We went to Crete, to visit the Palace of Knossos.  This was the center of the bronze-age Minoan culture, one of the oldest in the world, that disappeared shortly after a massive volcanic eruption on nearby Thera, and its subsequent tsunamis.  That happened around 1628 B.C.  For centuries the palace disappeared everywhere but in mythology.  It was reportedly designed by Daedelus, father of Icarus and the inventor of flight.  It was the home of King Minos, who angered the Poseidon. The revengeful Poseidon tricked Minos' wife into having sex with a bull in disguise, and she gave birth to the terrible Minotaur.  The Minotaur lived in a layrinth maze, and ate men.  The Minotaur was killed by the hero Theseus, who escaped the labyrinth with the help of the King's daughter, Ariadne, who had given him a ball of string so he could find his way out.

The Palace ruins were found in about 1875, when the area was controlled by Turkey.  Schliemann planned to excavate it after he finished at Troy, but he died.  When the English took over in 1900, a wealthy Lord named Arthur Evans bought the whole place and started digging up stuff.  The Palace has over 1,000 interconnected rooms, some quite small, and for a long time people thought it might be the remains of the legendary Labyrinth, but now it seems more like that a nearby cave complex/ancient stone stone quarry that includes more than three miles of tunnels and chambers, is the most likely candidate for that designation.  

Anyway, Evans decided to try to reconstruct the Palace as he thought it looked, and used the bits of artwork and stone remains as his guides.  Archaeologists either love him for all the work he did, or despise him for using too much conjecture in his designs.  The Greeks mostly love him, because unlike Lord Elgin, who took the Parthanon Marbles to London, Evans gave all the treasures he unearthed to the Greeks. 

So, even though almost everything at the site is a reconstruction, it was cool to wander around and imagine what it must have looked like. 


Some of the walls that made people think this was the labyrinth.

Reconstructed "throne room" and the famous bull-jumper mural.


This is not supposed to be a story about a palace and a myth and a history lesson!  It's supposed to be about me, and a bull!  

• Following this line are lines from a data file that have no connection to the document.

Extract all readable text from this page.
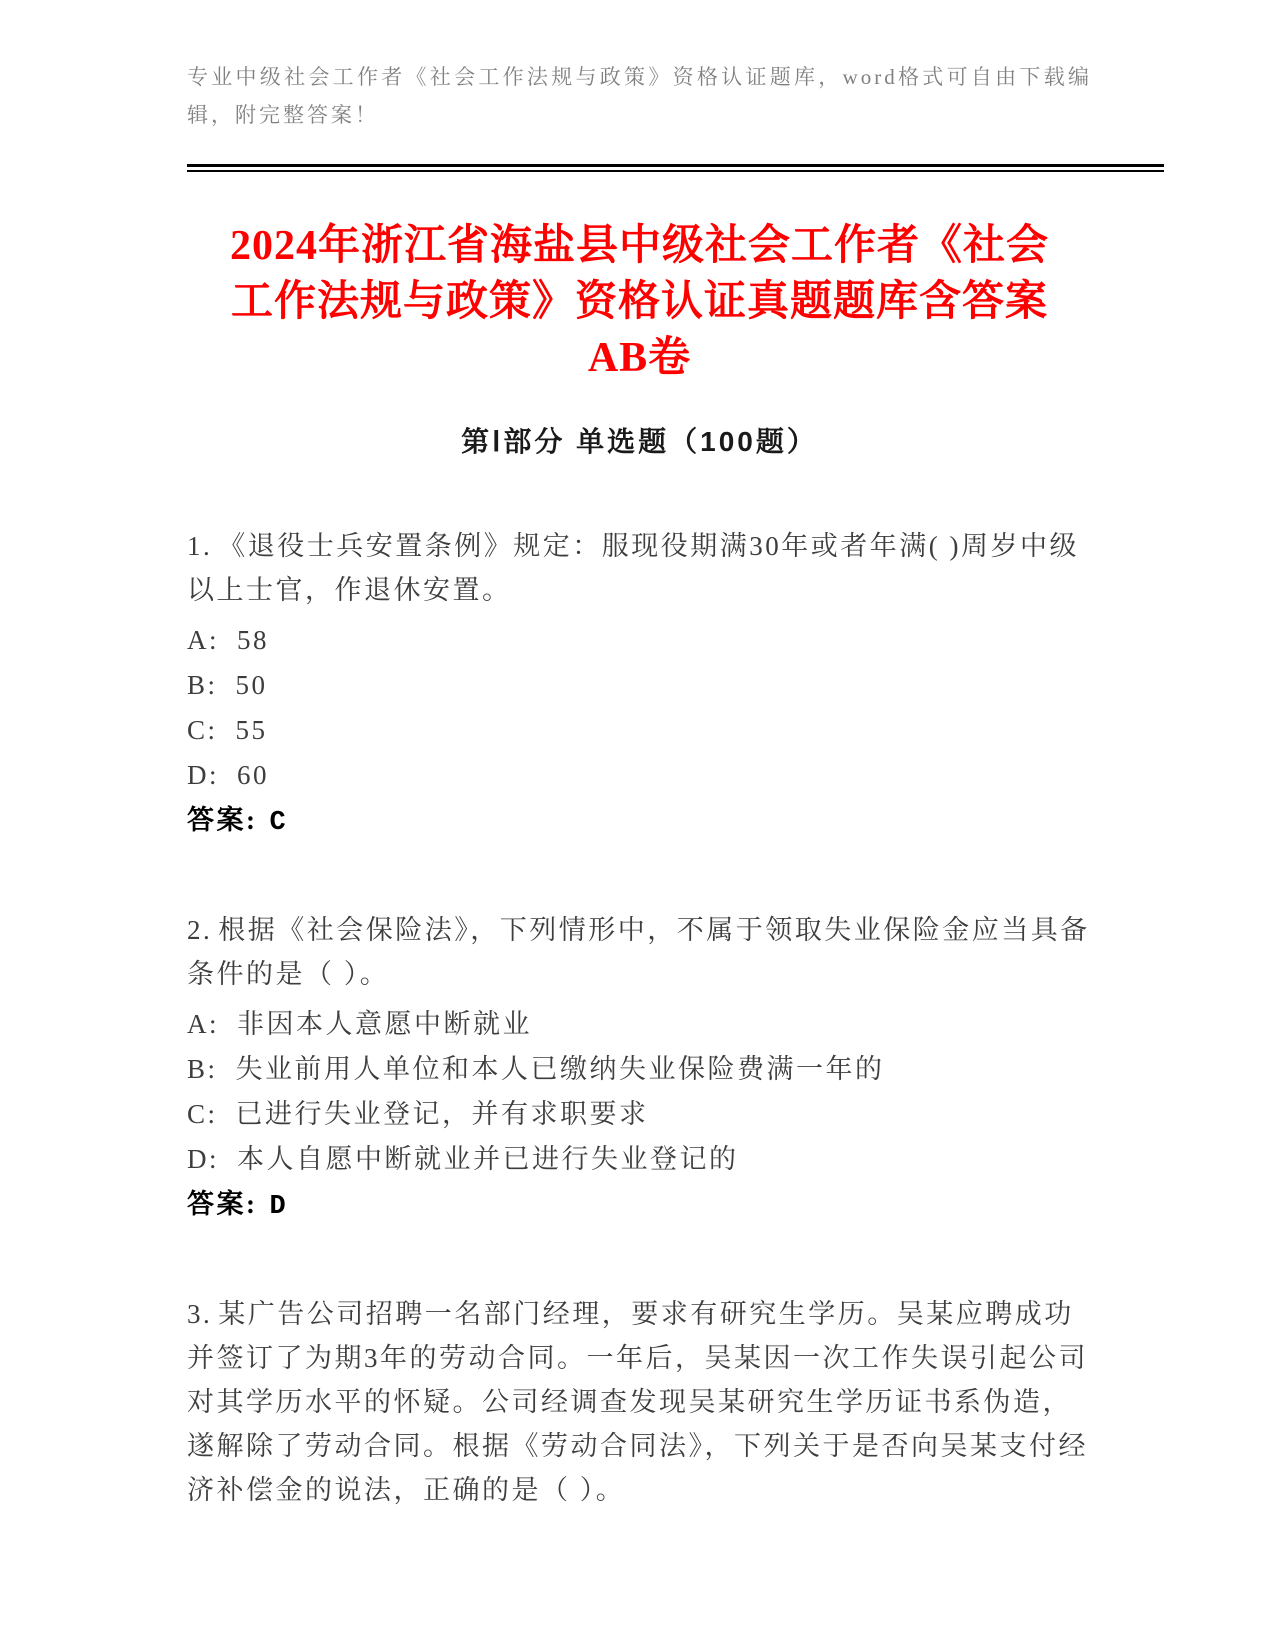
专业中级社会工作者《社会工作法规与政策》资格认证题库，word格式可自由下载编辑，附完整答案！
2024年浙江省海盐县中级社会工作者《社会
工作法规与政策》资格认证真题题库含答案
AB卷
第Ⅰ部分 单选题（100题）

1. 《退役士兵安置条例》规定：服现役期满30年或者年满( )周岁中级以上士官，作退休安置。

A: 58

B: 50

C: 55

D: 60

答案: C

2. 根据《社会保险法》，下列情形中，不属于领取失业保险金应当具备条件的是（ ）。

A: 非因本人意愿中断就业

B: 失业前用人单位和本人已缴纳失业保险费满一年的

C: 已进行失业登记，并有求职要求

D: 本人自愿中断就业并已进行失业登记的

答案: D

3. 某广告公司招聘一名部门经理，要求有研究生学历。吴某应聘成功并签订了为期3年的劳动合同。一年后，吴某因一次工作失误引起公司对其学历水平的怀疑。公司经调查发现吴某研究生学历证书系伪造，遂解除了劳动合同。根据《劳动合同法》，下列关于是否向吴某支付经济补偿金的说法，正确的是（ ）。
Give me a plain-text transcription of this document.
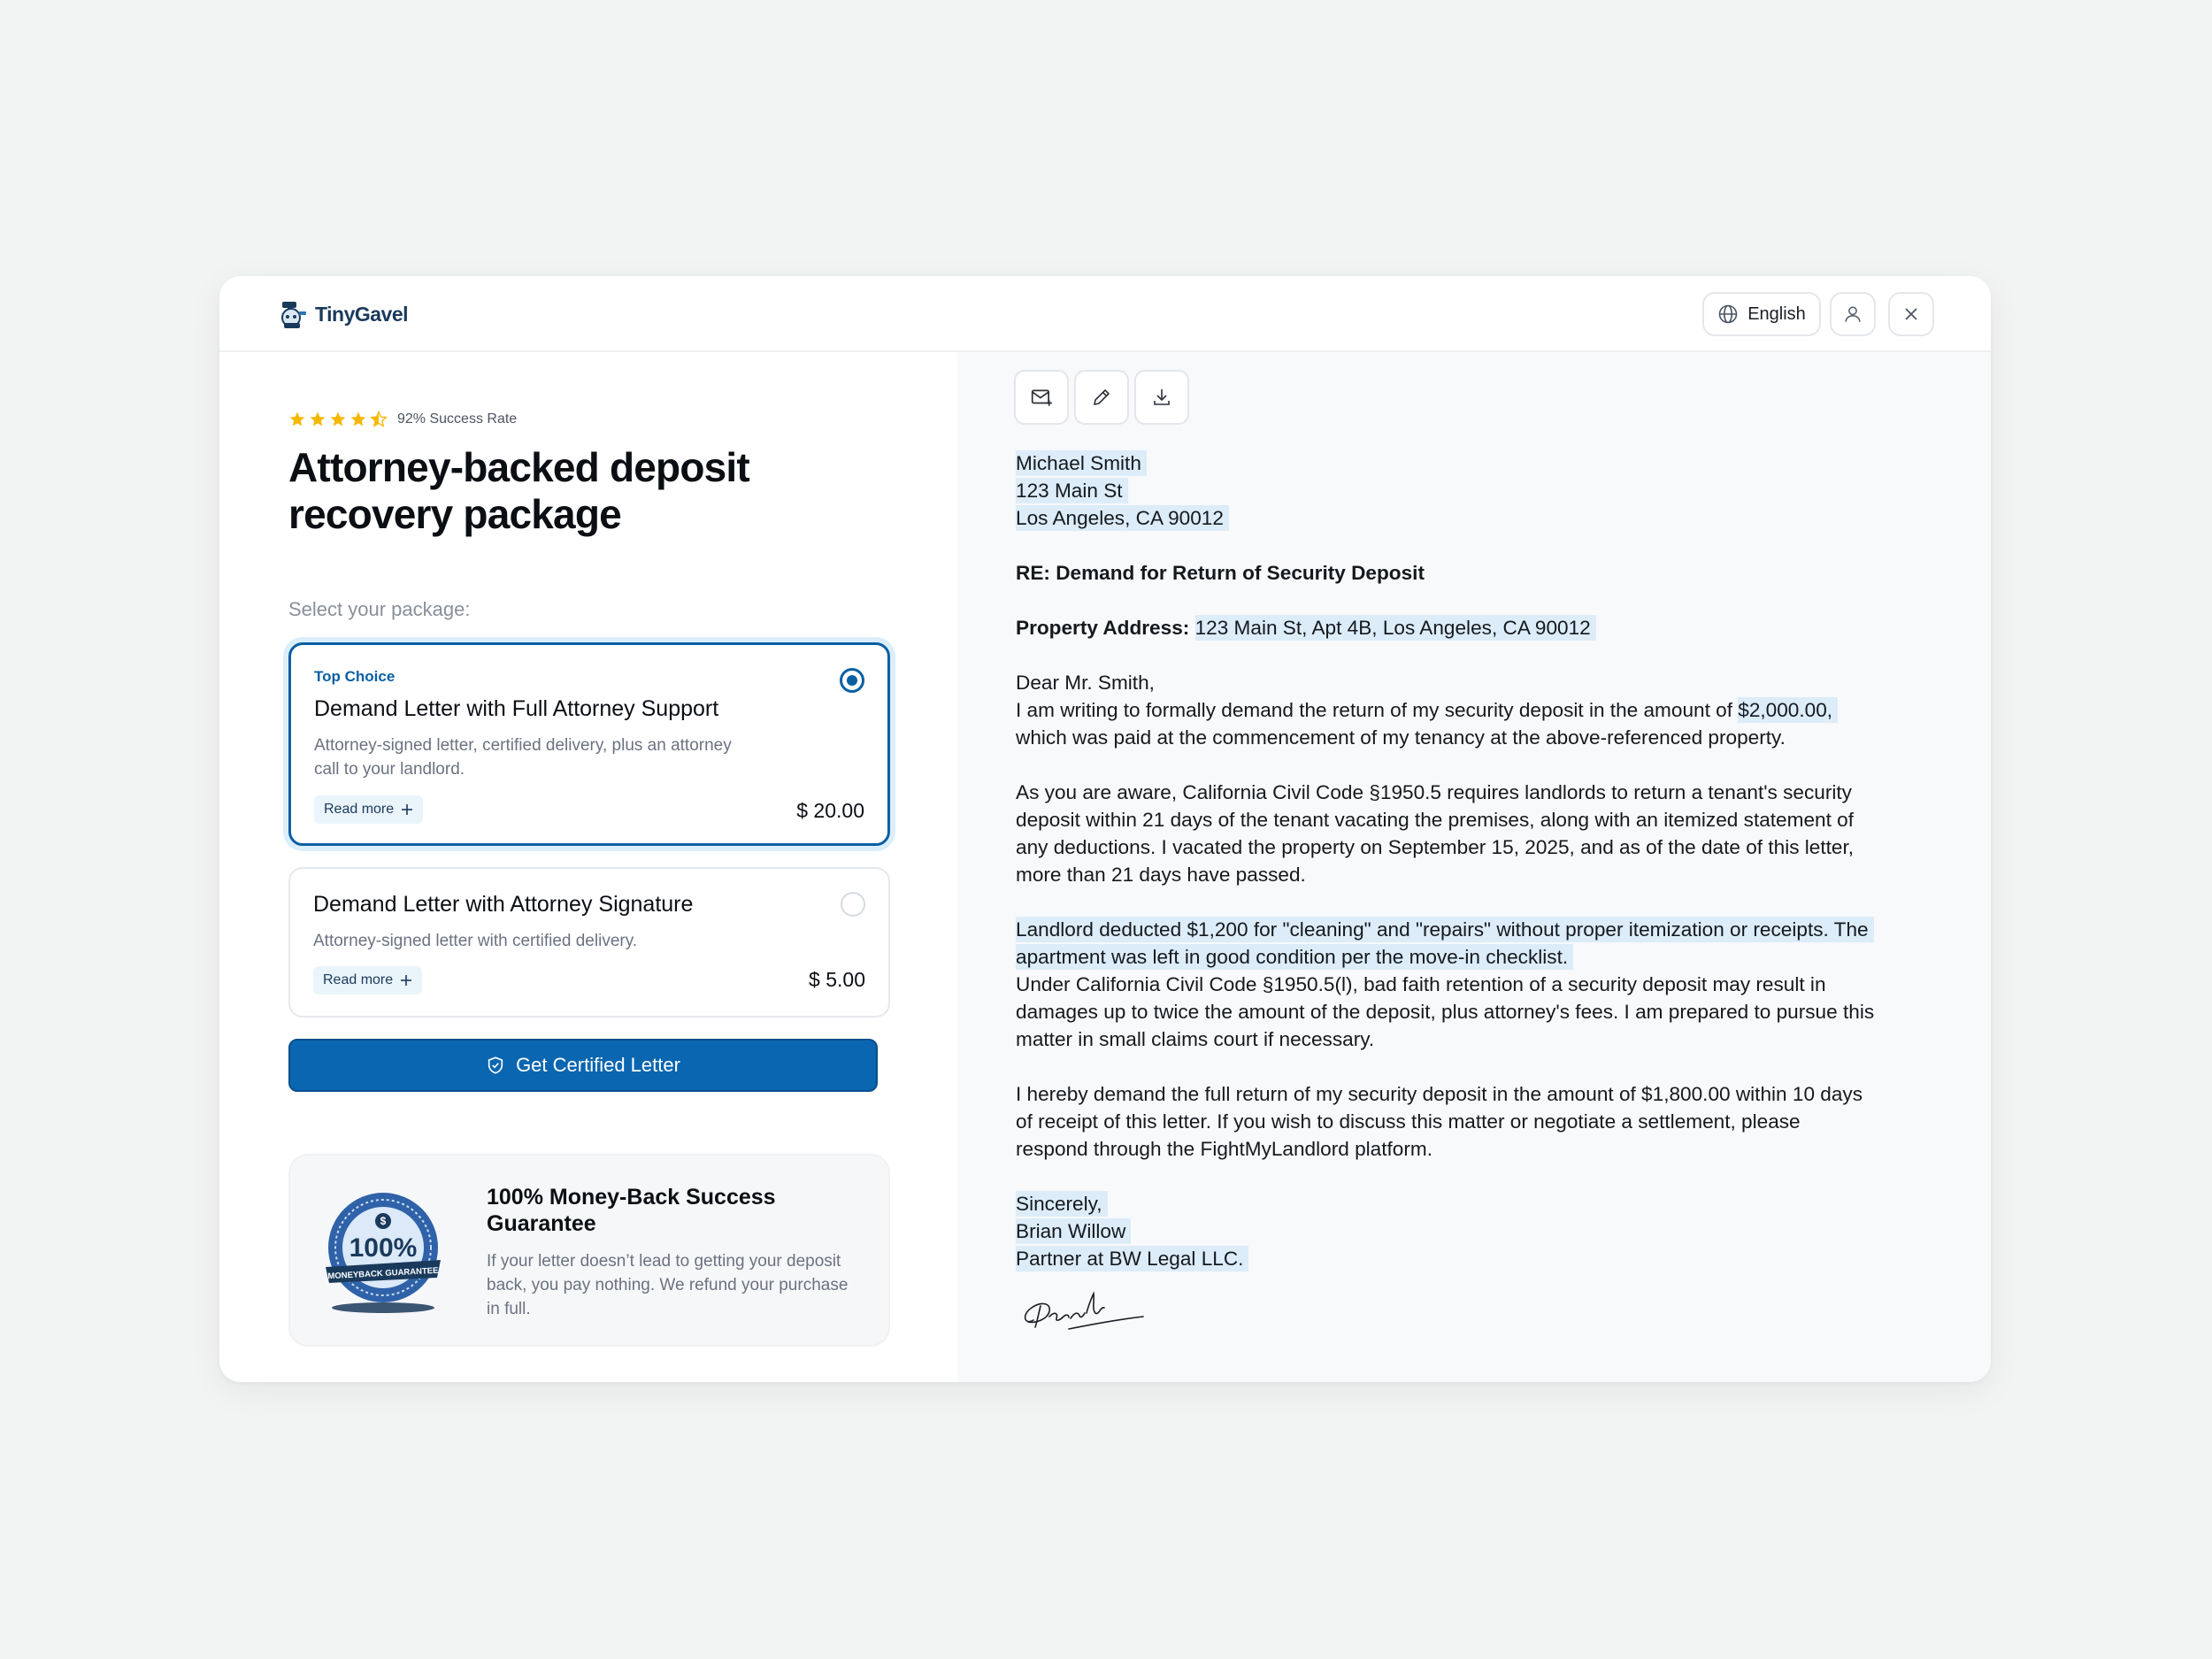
TinyGavel	English
92% Success Rate
Attorney-backed deposit recovery package
Select your package:
Top Choice
Demand Letter with Full Attorney Support
Attorney-signed letter, certified delivery, plus an attorney call to your landlord.
Read more	$ 20.00
Demand Letter with Attorney Signature
Attorney-signed letter with certified delivery.
Read more	$ 5.00
Get Certified Letter
$
100%
MONEYBACK GUARANTEE
100% Money-Back Success Guarantee
If your letter doesn’t lead to getting your deposit back, you pay nothing. We refund your purchase in full.
Michael Smith
123 Main St
Los Angeles, CA 90012
RE: Demand for Return of Security Deposit
Property Address: 123 Main St, Apt 4B, Los Angeles, CA 90012
Dear Mr. Smith,
I am writing to formally demand the return of my security deposit in the amount of $2,000.00,
which was paid at the commencement of my tenancy at the above-referenced property.
As you are aware, California Civil Code §1950.5 requires landlords to return a tenant's security
deposit within 21 days of the tenant vacating the premises, along with an itemized statement of
any deductions. I vacated the property on September 15, 2025, and as of the date of this letter,
more than 21 days have passed.
Landlord deducted $1,200 for "cleaning" and "repairs" without proper itemization or receipts. The
apartment was left in good condition per the move-in checklist.
Under California Civil Code §1950.5(l), bad faith retention of a security deposit may result in
damages up to twice the amount of the deposit, plus attorney's fees. I am prepared to pursue this
matter in small claims court if necessary.
I hereby demand the full return of my security deposit in the amount of $1,800.00 within 10 days
of receipt of this letter. If you wish to discuss this matter or negotiate a settlement, please
respond through the FightMyLandlord platform.
Sincerely,
Brian Willow
Partner at BW Legal LLC.
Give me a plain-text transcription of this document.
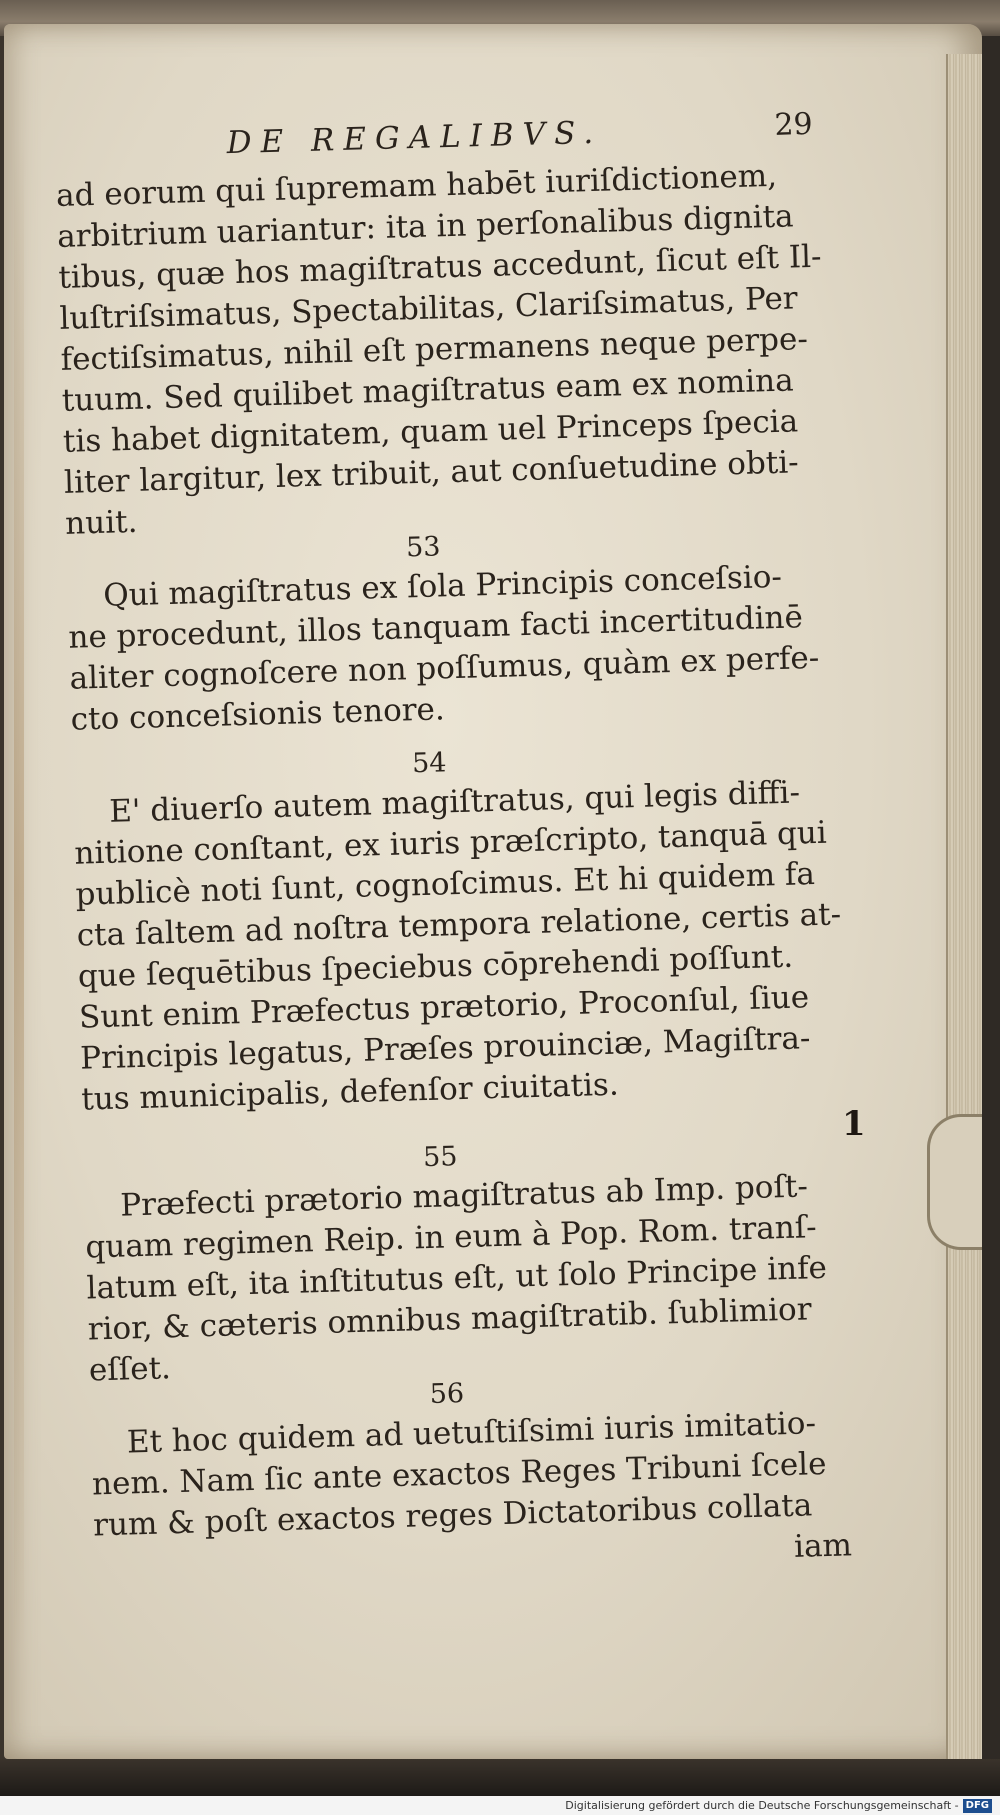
1
DE REGALIBVS.	29
ad eorum qui ſupremam habēt iuriſdictionem,
arbitrium uariantur: ita in perſonalibus dignita
tibus, quæ hos magiſtratus accedunt, ſicut eſt Il-
luſtriſsimatus, Spectabilitas, Clariſsimatus, Per
fectiſsimatus, nihil eſt permanens neque perpe-
tuum. Sed quilibet magiſtratus eam ex nomina
tis habet dignitatem, quam uel Princeps ſpecia
liter largitur, lex tribuit, aut conſuetudine obti-
nuit.
53
Qui magiſtratus ex ſola Principis conceſsio-
ne procedunt, illos tanquam facti incertitudinē
aliter cognoſcere non poſſumus, quàm ex perfe-
cto conceſsionis tenore.
54
E' diuerſo autem magiſtratus, qui legis diffi-
nitione conſtant, ex iuris præſcripto, tanquā qui
publicè noti ſunt, cognoſcimus. Et hi quidem fa
cta ſaltem ad noſtra tempora relatione, certis at-
que ſequētibus ſpeciebus cōprehendi poſſunt.
Sunt enim Præfectus prætorio, Proconſul, ſiue
Principis legatus, Præſes prouinciæ, Magiſtra-
tus municipalis, defenſor ciuitatis.
55
Præfecti prætorio magiſtratus ab Imp. poſt-
quam regimen Reip. in eum à Pop. Rom. tranſ-
latum eſt, ita inſtitutus eſt, ut ſolo Principe infe
rior, & cæteris omnibus magiſtratib. ſublimior
eſſet.
56
Et hoc quidem ad uetuſtiſsimi iuris imitatio-
nem. Nam ſic ante exactos Reges Tribuni ſcele
rum & poſt exactos reges Dictatoribus collata
iam
Digitalisierung gefördert durch die Deutsche Forschungsgemeinschaft - DFG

I fell in love with that bull the first time I saw him.  He was in another of my parents' books, about art history.  He is amazing--so powerful and perfect, carved 3,500 years ago.  He is about twenty inches tall and made out of black marble, with a white marble nose and inset eyes so well fitted you can hardly see the joins, and graceful golden horns.  I have always been attracted to depictions of animals and animal totems, but this bull sculpture has always just stunned me.  I had hoped to be able to see it, but we only had twenty minutes after the tour of the archaeological site, and I knew that wasn't enough time even if I had known exactly where the museum was and exactly where the sculpture was inside it.  The fact that the museum was closed for renovations sealed it for me.  Out of luck. 

But then, when we had returned to our bus to go back to the ship, the guide said, "Around that corner, there's a room, if you want to see something . . . . "   

The museum had moved most of its most popular pieces to one room during the renovations.  There were so many gorgeous and amazing things to see!  And I got to see my beautiful bos, so I can die happy!